TLDR
Cantor Fitzgerald plans to acquire 30,000 BTC from Blockstream in a deal valued at $4 billion.
The SPAC, Cantor Equity Partners 1, will be renamed BSTR Holdings after the Bitcoin-for-equity deal.
Blockstream’s Adam Back will exchange Bitcoin for shares in the new Cantor-led Bitcoin investment vehicle.
Cantor’s combined crypto ventures may hold nearly $10 billion in Bitcoin by the end of 2025.
Cantor Fitzgerald is in the final stages of securing a $4 billion agreement with Blockstream, the Bitcoin infrastructure company led by Adam Back. The deal, which may be announced this week, would see Cantor acquire a large amount of Bitcoin through its SPAC, Cantor Equity Partners 1.
If completed, this will mark one of the largest institutional Bitcoin transactions of the year. The move comes as more firms continue to build Bitcoin positions on their balance sheets, following the rise in the asset’s market price.
Cantor Equity Partners 1 to Acquire 30,000 Bitcoin
Cantor Equity Partners 1, a special-purpose acquisition company (SPAC), is expected to purchase around 30,000 Bitcoin from Blockstream Capital. At current prices, the Bitcoin is worth around $3.5 billion. Adam Back, a long-time Bitcoin supporter and the CEO of Blockstream, will receive shares in the SPAC in exchange for the Bitcoin.
The SPAC is also planning to raise an additional $800 million from outside investors. Once the transaction is complete, Cantor Equity Partners 1 will be renamed BSTR Holdings. The capital raised will support further Bitcoin purchases, pushing the total value of the deal toward $4 billion.
The Financial Times reported that the deal is in late-stage negotiations, citing unnamed sources familiar with the matter. These sources also indicated that the final agreement may still be adjusted before it is made public.
Cantor Fitzgerald Expands Crypto Strategy
Cantor Fitzgerald, led by Chairman Brandon Lutnick, has increased its activity in the cryptocurrency market this year. In April, the firm partnered with SoftBank and Tether to launch Twenty One Capital, another Bitcoin-focused entity. That venture raised $3.6 billion and is preparing for a public listing.
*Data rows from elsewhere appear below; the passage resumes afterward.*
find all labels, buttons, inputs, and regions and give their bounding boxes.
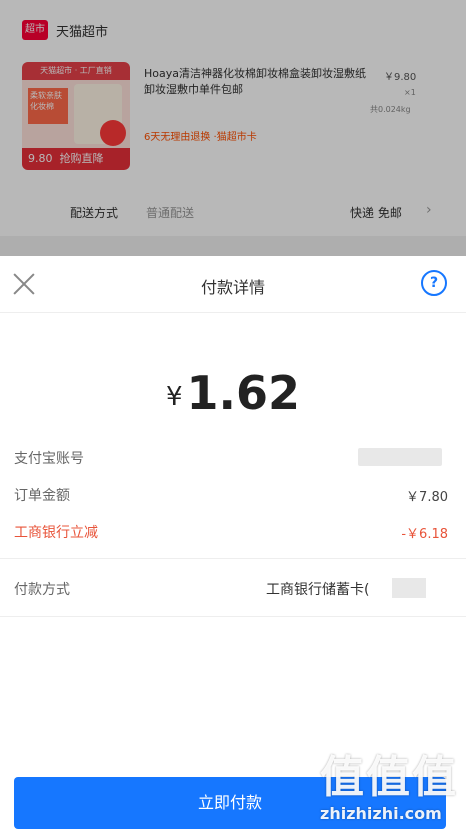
alipay-account-label: 支付宝账号 xyxy=(14,451,84,467)
payment-method-label: 付款方式 xyxy=(14,582,70,598)
watermark: 值值值 zhizhizhi.com xyxy=(320,752,466,828)
order-amount-row: 订单金额 ￥7.80 xyxy=(0,481,466,509)
watermark-logo: 值值值 xyxy=(320,752,458,803)
payment-method-value: 工商银行储蓄卡( xyxy=(266,582,370,598)
currency-symbol: ¥ xyxy=(165,382,183,412)
payment-method-row[interactable]: 付款方式 工商银行储蓄卡( xyxy=(0,560,466,617)
sheet-title: 付款详情 xyxy=(200,278,265,297)
bank-discount-value: -￥6.18 xyxy=(401,527,448,542)
alipay-account-row: 支付宝账号 xyxy=(0,444,466,472)
alipay-account-masked xyxy=(358,448,442,466)
order-amount-label: 订单金额 xyxy=(14,488,70,504)
sheet-header: 付款详情 ? xyxy=(0,256,466,313)
order-amount-value: ￥7.80 xyxy=(406,490,448,505)
card-number-masked xyxy=(392,578,426,598)
bank-discount-label: 工商银行立减 xyxy=(14,525,98,541)
divider xyxy=(0,558,466,559)
payment-sheet: 付款详情 ? ¥1.62 支付宝账号 订单金额 ￥7.80 工商银行立减 -￥6… xyxy=(0,256,466,832)
help-icon[interactable]: ? xyxy=(421,270,447,296)
amount-value: 1.62 xyxy=(186,366,301,420)
bank-discount-row: 工商银行立减 -￥6.18 xyxy=(0,518,466,546)
watermark-text: zhizhizhi.com xyxy=(320,804,442,823)
payment-amount: ¥1.62 xyxy=(0,366,466,420)
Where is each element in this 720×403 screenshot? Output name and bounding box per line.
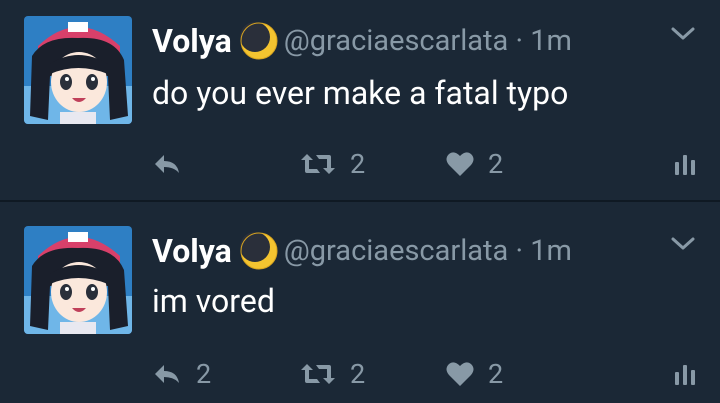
handle-time[interactable]: @graciaescarlata · 1m — [284, 24, 572, 58]
like-count: 2 — [488, 148, 504, 180]
tweet[interactable]: Volya @graciaescarlata · 1m do you ever … — [0, 0, 720, 200]
like-button[interactable]: 2 — [446, 146, 503, 182]
chevron-down-icon[interactable] — [670, 234, 696, 254]
retweet-count: 2 — [350, 148, 366, 180]
reply-count: 2 — [196, 358, 212, 390]
tweet-header: Volya @graciaescarlata · 1m — [152, 232, 572, 272]
retweet-button[interactable]: 2 — [300, 356, 365, 392]
analytics-button[interactable] — [674, 146, 698, 182]
like-count: 2 — [488, 358, 504, 390]
reply-icon — [155, 155, 179, 173]
author-name[interactable]: Volya — [152, 22, 232, 60]
retweet-count: 2 — [350, 358, 366, 390]
tweet-header: Volya @graciaescarlata · 1m — [152, 22, 572, 62]
author-name[interactable]: Volya — [152, 232, 232, 270]
avatar[interactable] — [24, 226, 132, 334]
moon-icon — [239, 22, 278, 60]
reply-button[interactable] — [152, 146, 196, 182]
tweet-actions: 2 2 — [0, 146, 720, 182]
tweet-text: do you ever make a fatal typo — [152, 74, 569, 112]
tweet[interactable]: Volya @graciaescarlata · 1m im vored 2 2 — [0, 202, 720, 403]
analytics-button[interactable] — [674, 356, 698, 392]
handle-time[interactable]: @graciaescarlata · 1m — [284, 234, 572, 268]
heart-icon — [446, 152, 474, 176]
like-button[interactable]: 2 — [446, 356, 503, 392]
chevron-down-icon[interactable] — [670, 24, 696, 44]
analytics-icon — [675, 155, 695, 175]
moon-icon — [239, 232, 278, 270]
tweet-actions: 2 2 2 — [0, 356, 720, 392]
reply-button[interactable]: 2 — [152, 356, 211, 392]
retweet-icon — [301, 364, 335, 384]
tweet-text: im vored — [152, 282, 275, 320]
retweet-icon — [301, 154, 335, 174]
reply-icon — [155, 365, 179, 383]
avatar[interactable] — [24, 16, 132, 124]
analytics-icon — [675, 365, 695, 385]
heart-icon — [446, 362, 474, 386]
retweet-button[interactable]: 2 — [300, 146, 365, 182]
Combined, the two investment vehicles—Twenty One Capital and the newly forming BSTR Holdings—could hold close to $10 billion worth of Bitcoin by year’s end. This places Cantor among the largest institutional Bitcoin holders, aligning it with the growing trend of corporate Bitcoin accumulation.
Cantor Equity Partners 1 raised $200 million in January through its IPO. That capital, combined with Adam Back’s Bitcoin contribution and the expected external funding, sets the foundation for BSTR Holdings to focus heavily on Bitcoin acquisition.
Institutional Bitcoin Buying Continues to Rise
The announcement comes during a busy week for the digital asset sector in Washington, where lawmakers are reviewing new crypto-related proposals. The timing has drawn attention, as more firms add Bitcoin to their treasuries while prices remain high.
Data shows that treasury firms added over $550 million worth of Bitcoin last week alone. MicroStrategy, now known as Strategy, has reached 600,000 Bitcoin on its books. Other firms, such as Metaplanet and The Blockchain Group, have also boosted their holdings in recent months.
Adam Back has supported several of these companies and has a track record of investing in firms that maintain Bitcoin as a core asset. His involvement in this latest initiative signals continued momentum for Bitcoin-focused corporate strategies.
SPAC Structure Central to Deal Execution
The use of a SPAC allows Cantor Fitzgerald to fast-track the acquisition without going through a traditional merger or purchase structure. This setup enables rapid capital deployment and shareholder involvement through share issuance rather than direct cash payments.
Blockstream Capital will not receive cash but instead take equity in the new entity. This aligns the interests of both parties and sets a path for future joint expansion within the Bitcoin space.
Market observers are watching closely as the deal may close this week. While terms could still change, the structure and size of the deal suggest it could reshape institutional Bitcoin holdings going forward.